Speaking of scum and killing, my stupor caused those parents of mine to die. The scum killed them again.

They got what they deserved.


[The next entries contain a detailed, yet brief explanation on the culminations of the writer's research. Afterwards, a continuation of formulas and sketches.]


BES XXX, Trial 87

Discrepancy rate of 6.19%. Why?! Why can't I go any farther?! Something's wrong. Something's very wrong. I see my parents, my loving parents, and I hate them. They're not them, but they are, aren't they? I can't stand standing by anymore; I help them. Yet when I turn to look at them, they don't see their son, the one next to them. They call me a black-eyed monster, clothed in a sinister purple and menacing spearheads floating at the ready. I explained over and over, but they do not listen. WHY DO THEY NOT LISTEN?!

I could not make any more progress after Trial 32. I have been experimenting with various factors, adjusting them to the point where they'd barely change, and no improvement. Is this fate's way of teasing me?


[The next entries are sparsely worded, vaguely explaining the changes and results of the writer's experiments.]


AES 20XX, Trial 190

Why? This is all wrong. I'm being watched. They sometimes come. She always comes. I see everything. I want to know the outcomes. She'll come again.

BES XXX, Trial 190

They have no future, and I can't make one.


[The next entries are vague at best, portraying the ramblings of a delusional madman.]


AES 20XX, Trial [The number is illegible.]

She came again. I am here.

bes xxx, trial [The number is covered in blood.]

[The following entry is shakily written, evidently without thought or clarity, and otherwise smeared in blotchy marks of blood.]

i write thsi with stikcy hands a nd im so srory im so sorry i ddint me an to kill yu but i did and im sorry i coulndt stan d it any more you tow are not my rea l fmaily you ar fakes i trid so hard to mee t my rela family i swore id stya sane i hpoe you b oth forgvie me so i kliled those scu m that tried t o kill you imsosoryrfrogiveme


[The next pages are nothing but ramblings and phrases repeated over and over again, such as 'I'm sorry' and 'Why can't I save them?' until the final entry, written in clarity once more.]


Those created before me are nothing but eternal. Thus, I, too, stand for eternity.
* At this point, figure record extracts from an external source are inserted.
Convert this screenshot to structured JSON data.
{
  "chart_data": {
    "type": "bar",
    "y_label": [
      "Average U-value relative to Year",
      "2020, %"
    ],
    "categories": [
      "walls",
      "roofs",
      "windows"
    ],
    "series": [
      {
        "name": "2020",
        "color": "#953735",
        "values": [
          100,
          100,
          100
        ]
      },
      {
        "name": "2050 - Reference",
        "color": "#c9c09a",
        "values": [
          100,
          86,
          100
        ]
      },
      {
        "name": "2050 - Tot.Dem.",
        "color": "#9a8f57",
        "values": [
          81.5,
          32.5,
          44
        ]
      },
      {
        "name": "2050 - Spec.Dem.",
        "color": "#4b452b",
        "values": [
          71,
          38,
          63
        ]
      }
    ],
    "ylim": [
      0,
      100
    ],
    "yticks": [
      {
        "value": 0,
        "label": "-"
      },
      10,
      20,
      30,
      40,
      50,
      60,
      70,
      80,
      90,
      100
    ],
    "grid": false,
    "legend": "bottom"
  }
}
For those who read this, lose all hope. For I am the entity of sorrow. For I am suffering. For I am one of the eternal doomed.

I have come to realize it will never come to pass. I will never see my real mother and father. I will never exchange words with them one last time, for that time has already long passed. To return to the past which I belong, I would have to know the coordinates of space-time beforehand. That is impossible; otherwise, it would require perfect discrepancy. Nothing in this world is perfect, so that too must be impossible.

All of my work, all of my effort... for nothing. It was all worthless in the end. I was never rewarded. So, I have decided. To those who read this, take solace that you are my timeline, the one where I had parents, my goal that ended up being unreachable. To every other space-time, I'll give you until I arrive to pray to the god of your choosing. I'll destroy your damned and false worlds, regardless of the consequences.

May you all have a nice day in hell.